# My dog has bully bloodlines but built like a apbt.



## SincerelyVonte (Aug 7, 2017)

Ok I have a Blue Brindle Pitbull or bully whatever you wanna call him after reading this. He is about to turn 9 months on the 28 of month and I’ve had him since he was 6 weeks old. He was one of the smallest in the litter. And when I took him home i started him out on Victor high pro plus. After feeding him that for a couple of months he was bigger than all his brothers and sisters, even the biggest male in the litter. He did good on it. He was a thick Lil pup. I’ll say when he hit about 9 or 10 weeks he started to slim up not get skinny. And has been that was since only now his muscle tone is starting to get more define. I’ve seen both his parents, his mom bloodline is Greyline, she’s a solid blue dog. She also has papers. His dad is a solid Brindle with a lil white on his chest. And his bloodline is razor edge, but he doesn’t have papers. I have pictures of both parents. But I don’t know why he built like an apbt.
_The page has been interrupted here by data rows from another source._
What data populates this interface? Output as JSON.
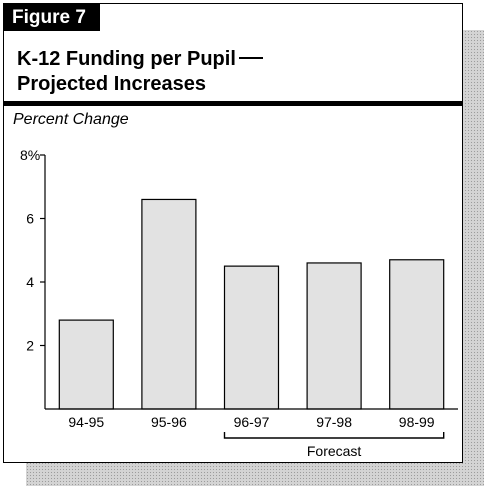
{
  "figure_tag": "Figure 7",
  "title_line1": "K-12 Funding per Pupil",
  "title_line2": "Projected Increases",
  "chart_data": {
    "type": "bar",
    "ylabel": "Percent Change",
    "categories": [
      "94-95",
      "95-96",
      "96-97",
      "97-98",
      "98-99"
    ],
    "values": [
      2.8,
      6.6,
      4.5,
      4.6,
      4.7
    ],
    "ylim": [
      0,
      8
    ],
    "yticks": [
      2,
      4,
      6
    ],
    "ytick_top_label": "8%",
    "bracket_label": "Forecast",
    "bracket_categories": [
      "96-97",
      "97-98",
      "98-99"
    ],
    "bar_color": "#e2e2e2",
    "grid": false
  }
}
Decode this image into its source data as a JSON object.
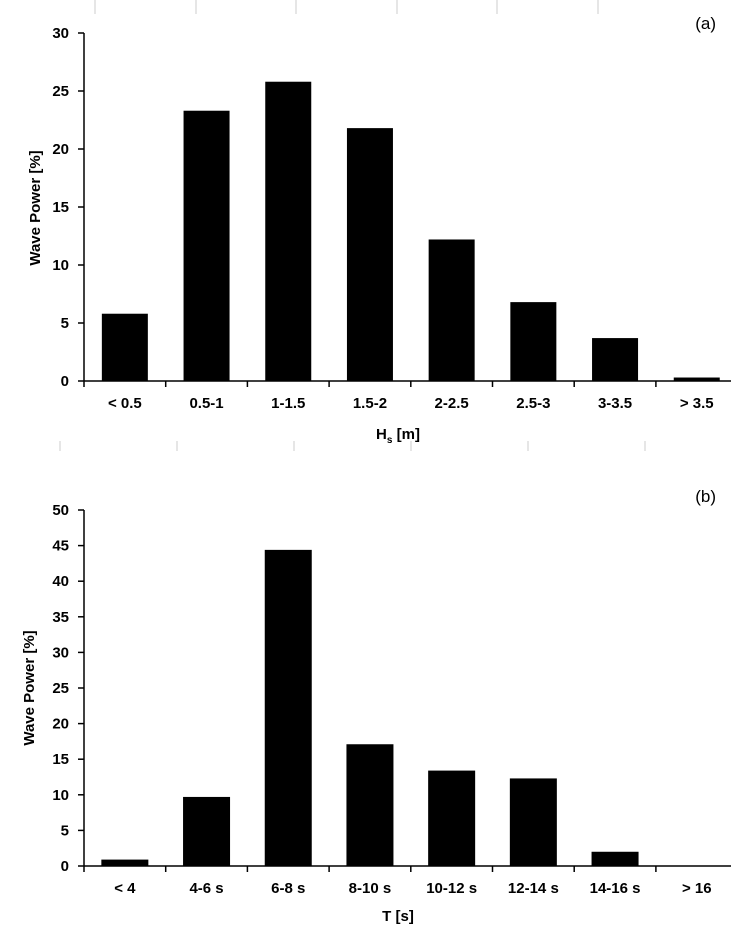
{
  "chart_data": [
    {
      "type": "bar",
      "panel_label": "(a)",
      "categories": [
        "< 0.5",
        "0.5-1",
        "1-1.5",
        "1.5-2",
        "2-2.5",
        "2.5-3",
        "3-3.5",
        "> 3.5"
      ],
      "values": [
        5.8,
        23.3,
        25.8,
        21.8,
        12.2,
        6.8,
        3.7,
        0.3
      ],
      "title": "",
      "xlabel_main": "H",
      "xlabel_sub": "s",
      "xlabel_rest": " [m]",
      "ylabel": "Wave Power [%]",
      "ylim": [
        0,
        30
      ],
      "yticks": [
        "0",
        "5",
        "10",
        "15",
        "20",
        "25",
        "30"
      ],
      "grid": false,
      "bar_color": "#000000"
    },
    {
      "type": "bar",
      "panel_label": "(b)",
      "categories": [
        "< 4",
        "4-6 s",
        "6-8 s",
        "8-10 s",
        "10-12 s",
        "12-14 s",
        "14-16 s",
        "> 16"
      ],
      "values": [
        0.9,
        9.7,
        44.4,
        17.1,
        13.4,
        12.3,
        2.0,
        0
      ],
      "title": "",
      "xlabel": "T [s]",
      "ylabel": "Wave Power [%]",
      "ylim": [
        0,
        50
      ],
      "yticks": [
        "0",
        "5",
        "10",
        "15",
        "20",
        "25",
        "30",
        "35",
        "40",
        "45",
        "50"
      ],
      "grid": false,
      "bar_color": "#000000"
    }
  ]
}
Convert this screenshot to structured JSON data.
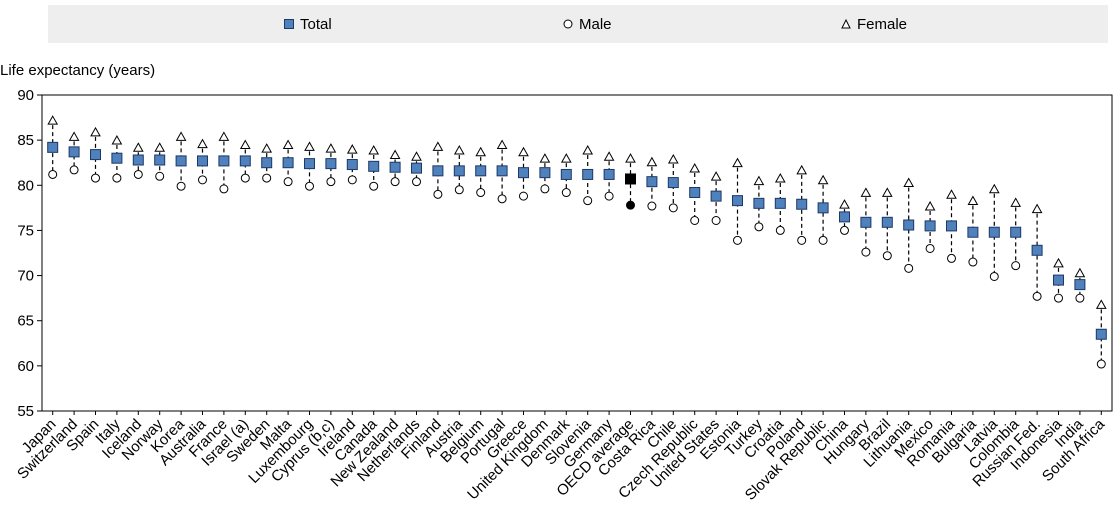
{
  "legend": {
    "total_label": "Total",
    "male_label": "Male",
    "female_label": "Female"
  },
  "chart_data": {
    "type": "scatter",
    "title": "",
    "xlabel": "",
    "ylabel": "Life expectancy (years)",
    "ylim": [
      55,
      90
    ],
    "yticks": [
      55,
      60,
      65,
      70,
      75,
      80,
      85,
      90
    ],
    "grid": false,
    "legend_position": "top",
    "colors": {
      "total": "#4f81bd",
      "total_border": "#1f3864",
      "highlight": "#000000"
    },
    "highlight_category": "OECD average",
    "categories": [
      "Japan",
      "Switzerland",
      "Spain",
      "Italy",
      "Iceland",
      "Norway",
      "Korea",
      "Australia",
      "France",
      "Israel (a)",
      "Sweden",
      "Malta",
      "Luxembourg",
      "Cyprus (b,c)",
      "Ireland",
      "Canada",
      "New Zealand",
      "Netherlands",
      "Finland",
      "Austria",
      "Belgium",
      "Portugal",
      "Greece",
      "United Kingdom",
      "Denmark",
      "Slovenia",
      "Germany",
      "OECD average",
      "Costa Rica",
      "Chile",
      "Czech Republic",
      "United States",
      "Estonia",
      "Turkey",
      "Croatia",
      "Poland",
      "Slovak Republic",
      "China",
      "Hungary",
      "Brazil",
      "Lithuania",
      "Mexico",
      "Romania",
      "Bulgaria",
      "Latvia",
      "Colombia",
      "Russian Fed.",
      "Indonesia",
      "India",
      "South Africa"
    ],
    "series": [
      {
        "name": "Total",
        "marker": "square",
        "values": [
          84.2,
          83.7,
          83.4,
          83.0,
          82.8,
          82.8,
          82.7,
          82.7,
          82.7,
          82.7,
          82.5,
          82.5,
          82.4,
          82.4,
          82.3,
          82.1,
          82.0,
          81.9,
          81.6,
          81.6,
          81.6,
          81.6,
          81.4,
          81.4,
          81.2,
          81.2,
          81.2,
          80.7,
          80.4,
          80.3,
          79.2,
          78.8,
          78.3,
          78.0,
          78.0,
          77.9,
          77.5,
          76.5,
          75.9,
          75.9,
          75.6,
          75.5,
          75.5,
          74.8,
          74.8,
          74.8,
          72.8,
          69.5,
          69.0,
          63.5
        ]
      },
      {
        "name": "Male",
        "marker": "circle",
        "values": [
          81.2,
          81.7,
          80.8,
          80.8,
          81.2,
          81.0,
          79.9,
          80.6,
          79.6,
          80.8,
          80.8,
          80.4,
          79.9,
          80.4,
          80.6,
          79.9,
          80.4,
          80.4,
          79.0,
          79.5,
          79.2,
          78.5,
          78.8,
          79.6,
          79.2,
          78.3,
          78.8,
          77.8,
          77.7,
          77.5,
          76.1,
          76.1,
          73.9,
          75.4,
          75.0,
          73.9,
          73.9,
          75.0,
          72.6,
          72.2,
          70.8,
          73.0,
          71.9,
          71.5,
          69.9,
          71.1,
          67.7,
          67.5,
          67.5,
          60.2
        ]
      },
      {
        "name": "Female",
        "marker": "triangle",
        "values": [
          87.1,
          85.3,
          85.8,
          84.9,
          84.1,
          84.1,
          85.3,
          84.5,
          85.3,
          84.4,
          84.0,
          84.4,
          84.2,
          84.0,
          83.9,
          83.8,
          83.3,
          83.1,
          84.2,
          83.8,
          83.6,
          84.4,
          83.6,
          82.9,
          82.9,
          83.8,
          83.1,
          82.9,
          82.5,
          82.8,
          81.8,
          80.9,
          82.4,
          80.4,
          80.7,
          81.6,
          80.5,
          77.8,
          79.1,
          79.1,
          80.2,
          77.6,
          78.9,
          78.2,
          79.5,
          78.0,
          77.3,
          71.3,
          70.2,
          66.7
        ]
      }
    ]
  }
}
Any suggestions?


----------



## DynamicDuo (Sep 3, 2016)

Well both lines are AmBully lines but Bully's were created by outcrossing the APBT so it is entirely possibly to have a AmBully that is built more like an APBT. True APBT's are typically a lot smaller than people realize. They top out at about 60lbs while an AmBully is heavier and has a more stocky build. A picture would help as the avatar pic is hard to see. I'm going to assume that you meant 9 or 10 months not weeks.

~Jess


----------



## SincerelyVonte (Aug 7, 2017)

Oh ok well that’s nice to know. I’ve always grew up with the game breed apbt, the bullies are new to me. But no. I meant 9 to 10 weeks. And I’ll post some pics. The first three is his mom and dad. And other ones are him but I’ll post more. I reached the limit of pics


----------



## SincerelyVonte (Aug 7, 2017)

More pics, some are some are recent. You may be able to see the growth


----------



## SincerelyVonte (Aug 7, 2017)

Last set of pictures


----------



## SincerelyVonte (Aug 7, 2017)

I just took this one him


----------



## EckoMac (Aug 25, 2010)

If your dog isn't three years old, there is still room to grow. Most AmBullies don't "pop" until 18 months to 2 years.


----------